Viewed from a constructive angle, audits are a win-win process and a great tool for value-adding and continual improvement of the OHSMS.

16.6 Implementing an OH&S internal audit programme

To establish an internal OH&S audit procedure, begin by nominating a competent person to assume overall responsibility for ensuring that all tasks such as audit planning, conducting, reporting and follow-up audits are implemented effectively. Select and train a team of auditors for conducting OHSMS audits. Prepare an audit plan that reflects the frequency and the scope of each audit. The audit plan must give due consideration to the significant hazards and risks of the organisation, and the results of previous audits.

The competence of auditors plays an important role in the quality and results of an audit. It is therefore worthwhile investing in auditor training and competence. A good OH&S auditor training programme could be spread over three to seven days and include topics such as the principles of OH&S, hazard identification, risk assessment, hierarchy of controls, OH&S regulatory requirements, corrective and preventive actions, requirements of ISO 45001, guidelines mentioned in ISO 19011 and the skill sets described in paragraph 16.4.

It is good practice to share the audit plan with the auditors and the auditees well in advance. Auditors must prepare themselves by gaining awareness of specific hazards, risks, controls, processes, laws and documentation of the organisation before the start of the audit. Preparation of audit checklists can be of great help in maintaining focus, managing audit time and ensuring that all requirements have been covered.

The independence of auditors is a mandatory requirement and can be ensured by not nominating an auditor for an activity that falls under his/her own area of responsibility. As an example, a manager responsible for implementation of PTW should not be asked to audit activities that are primarily controlled by a PTW system. Any other audit nomination that may suggest a ‘conflict of interest’ should also be avoided.
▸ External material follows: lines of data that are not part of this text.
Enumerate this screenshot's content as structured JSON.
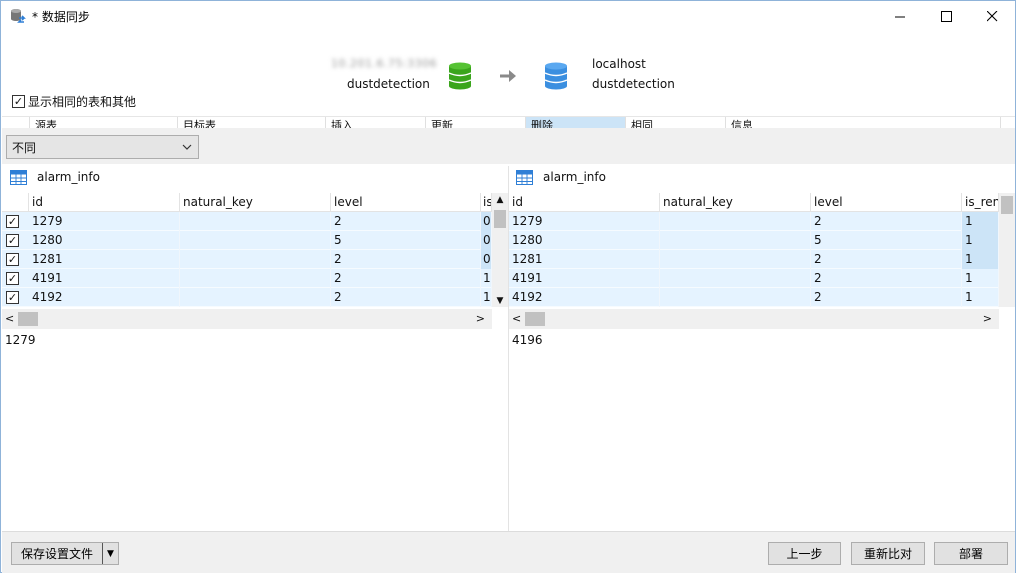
{
  "window": {
    "title": "* 数据同步",
    "minimize": "—",
    "maximize": "☐",
    "close": "✕"
  },
  "connection": {
    "source_host": "10.201.6.75:3306",
    "source_db": "dustdetection",
    "target_host": "localhost",
    "target_db": "dustdetection",
    "source_color": "#3aa51c",
    "target_color": "#3b8fe0"
  },
  "options": {
    "show_same_tables_label": "显示相同的表和其他",
    "show_same_tables_checked": true
  },
  "summary_columns": [
    "源表",
    "目标表",
    "插入",
    "更新",
    "删除",
    "相同",
    "信息"
  ],
  "filter": {
    "selected": "不同"
  },
  "left_pane": {
    "table_name": "alarm_info",
    "columns": [
      "id",
      "natural_key",
      "level",
      "is"
    ],
    "rows": [
      {
        "checked": true,
        "cells": [
          "1279",
          "",
          "2",
          "0"
        ]
      },
      {
        "checked": true,
        "cells": [
          "1280",
          "",
          "5",
          "0"
        ]
      },
      {
        "checked": true,
        "cells": [
          "1281",
          "",
          "2",
          "0"
        ]
      },
      {
        "checked": true,
        "cells": [
          "4191",
          "",
          "2",
          "1"
        ]
      },
      {
        "checked": true,
        "cells": [
          "4192",
          "",
          "2",
          "1"
        ]
      }
    ],
    "detail": "1279"
  },
  "right_pane": {
    "table_name": "alarm_info",
    "columns": [
      "id",
      "natural_key",
      "level",
      "is_ren"
    ],
    "rows": [
      {
        "cells": [
          "1279",
          "",
          "2",
          "1"
        ]
      },
      {
        "cells": [
          "1280",
          "",
          "5",
          "1"
        ]
      },
      {
        "cells": [
          "1281",
          "",
          "2",
          "1"
        ]
      },
      {
        "cells": [
          "4191",
          "",
          "2",
          "1"
        ]
      },
      {
        "cells": [
          "4192",
          "",
          "2",
          "1"
        ]
      }
    ],
    "detail": "4196"
  },
  "footer": {
    "save_settings": "保存设置文件",
    "prev": "上一步",
    "recompare": "重新比对",
    "deploy": "部署"
  }
}
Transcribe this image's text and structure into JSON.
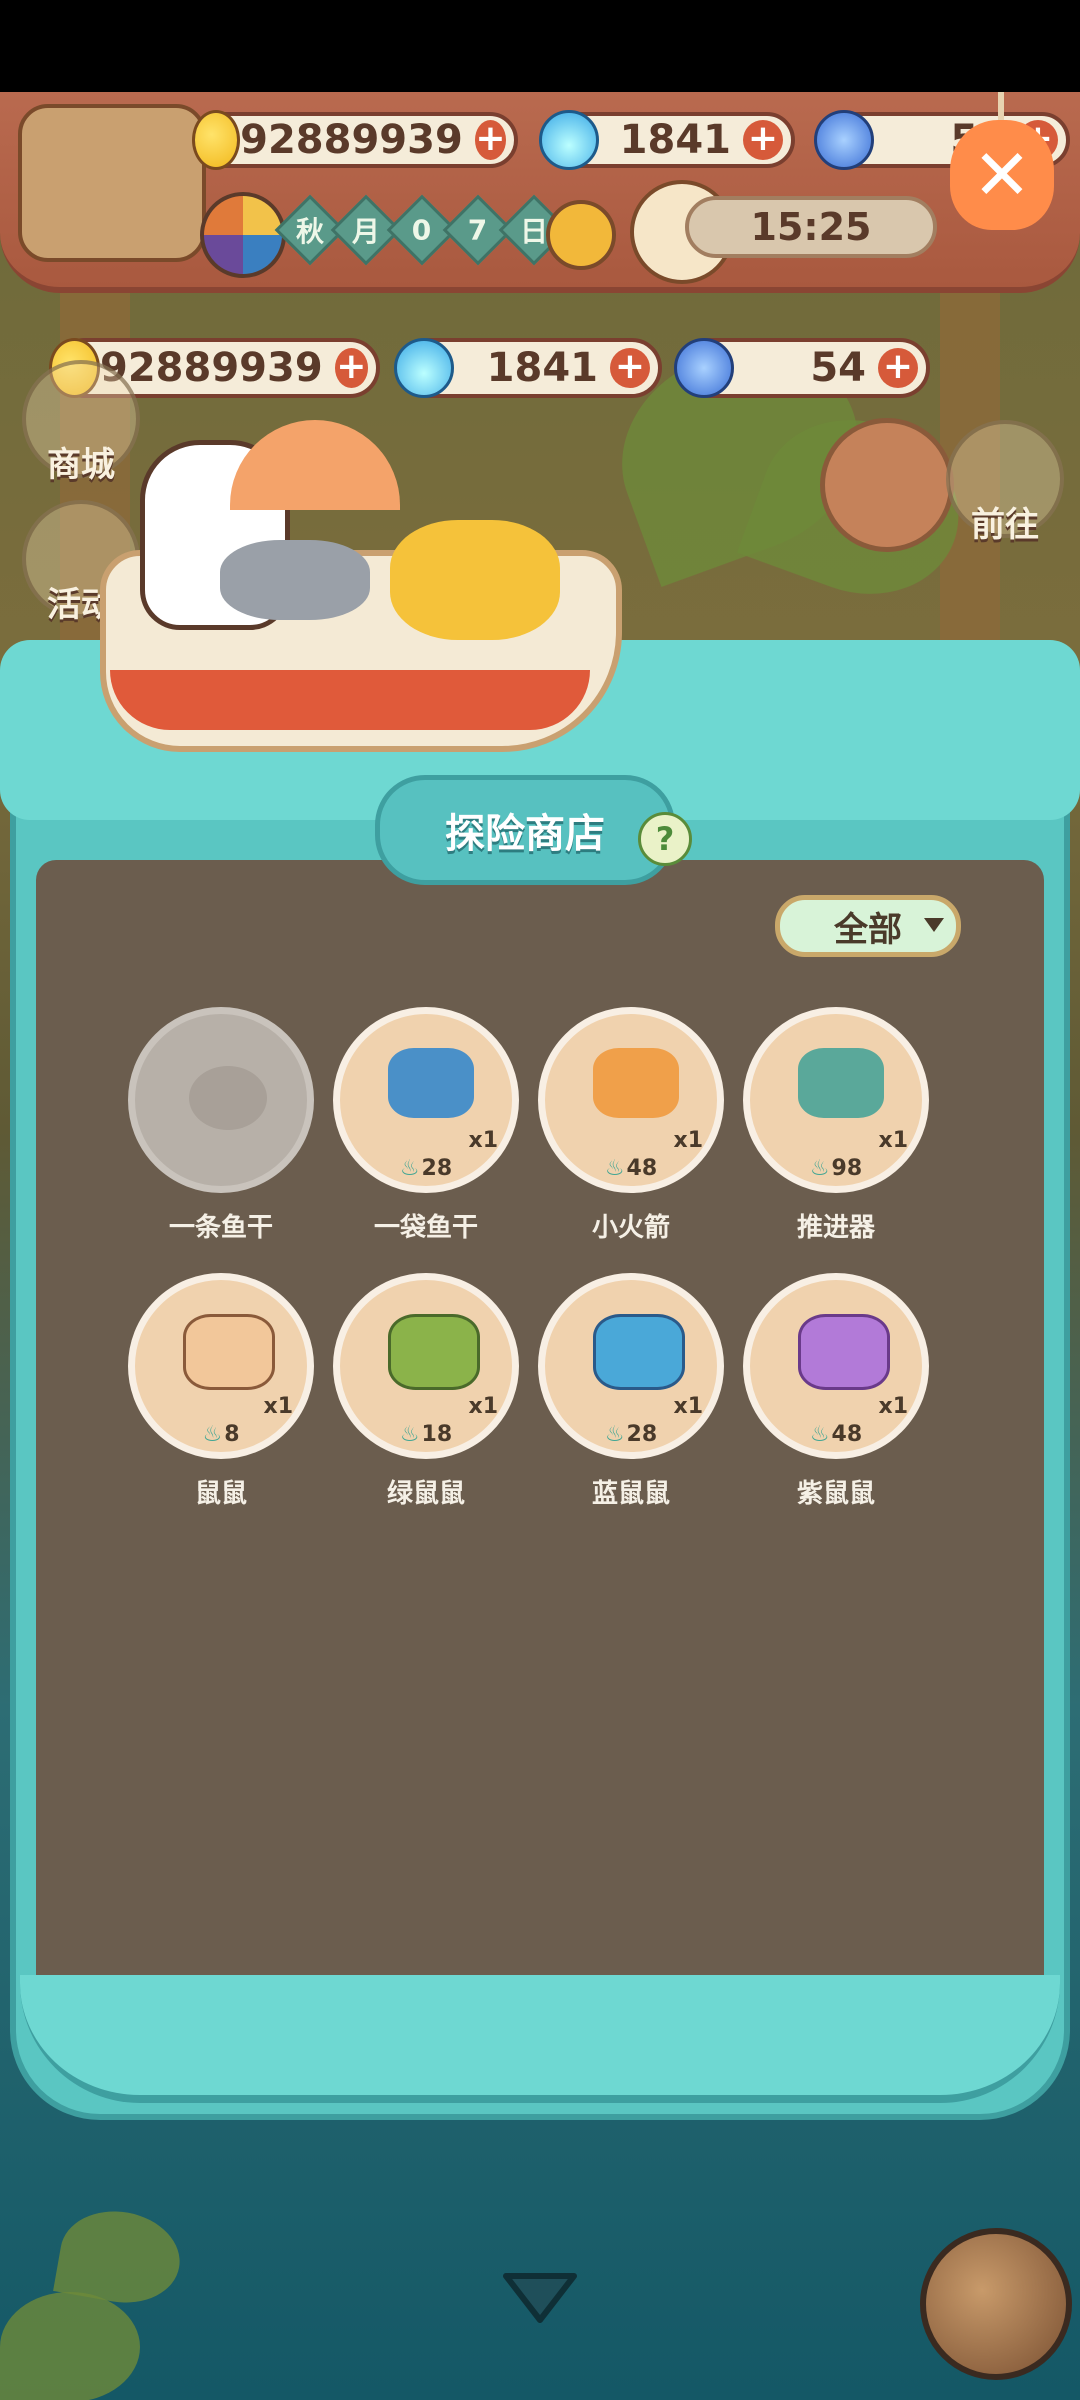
{
  "header": {
    "bananas": "92889939",
    "flames": "1841",
    "fish": "54",
    "calendar": {
      "season": "秋",
      "month_label": "月",
      "d1": "0",
      "d2": "7",
      "day_label": "日"
    },
    "clock": "15:25"
  },
  "currency_bar": {
    "bananas": "92889939",
    "flames": "1841",
    "fish": "54"
  },
  "side_buttons": {
    "shop": "商城",
    "events": "活动",
    "goto": "前往"
  },
  "shop": {
    "title": "探险商店",
    "help": "?",
    "filter": "全部",
    "items": [
      {
        "name": "一条鱼干",
        "qty": "",
        "price": "",
        "locked": true
      },
      {
        "name": "一袋鱼干",
        "qty": "x1",
        "price": "28"
      },
      {
        "name": "小火箭",
        "qty": "x1",
        "price": "48"
      },
      {
        "name": "推进器",
        "qty": "x1",
        "price": "98"
      },
      {
        "name": "鼠鼠",
        "qty": "x1",
        "price": "8"
      },
      {
        "name": "绿鼠鼠",
        "qty": "x1",
        "price": "18"
      },
      {
        "name": "蓝鼠鼠",
        "qty": "x1",
        "price": "28"
      },
      {
        "name": "紫鼠鼠",
        "qty": "x1",
        "price": "48"
      }
    ]
  },
  "colors": {
    "panel_teal": "#5ac6c2",
    "panel_inner": "#6b5d4e",
    "header_brown": "#b96a4f",
    "mouse_beige": "#f2c79a",
    "mouse_green": "#8bb34a",
    "mouse_blue": "#4aa8d8",
    "mouse_purple": "#b27ad8"
  }
}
When raising nonconformities, auditors must always describe the evidence collected and the specific clause(s) of the standard, procedure or criteria that were violated. It is best to keep the audit process open, transparent and based on two-way communication. Nonconformances and opportunities for improvement must be discussed with auditees so that they understand the rationale for a particular finding.

The overall results of an OH&S audit are typically communicated in a ‘closing meeting’ held between auditors, senior management and any other interested party that management may wish to include. A formal written report that includes all findings must also be submitted either at the closing meeting or soon after. The concerned managers respond by allocating responsibilities for taking corrective actions, review and closure of nonconformances.

16.7 Documented information

Documented information relating to OH&S audits must be maintained or retained for:

•Audit plans and procedures;

•Auditor’s training and competence records;

•Audit findings;

•Audit reports, containing results of the audit; and

•Audit-related corrective actions and verification of their effectiveness.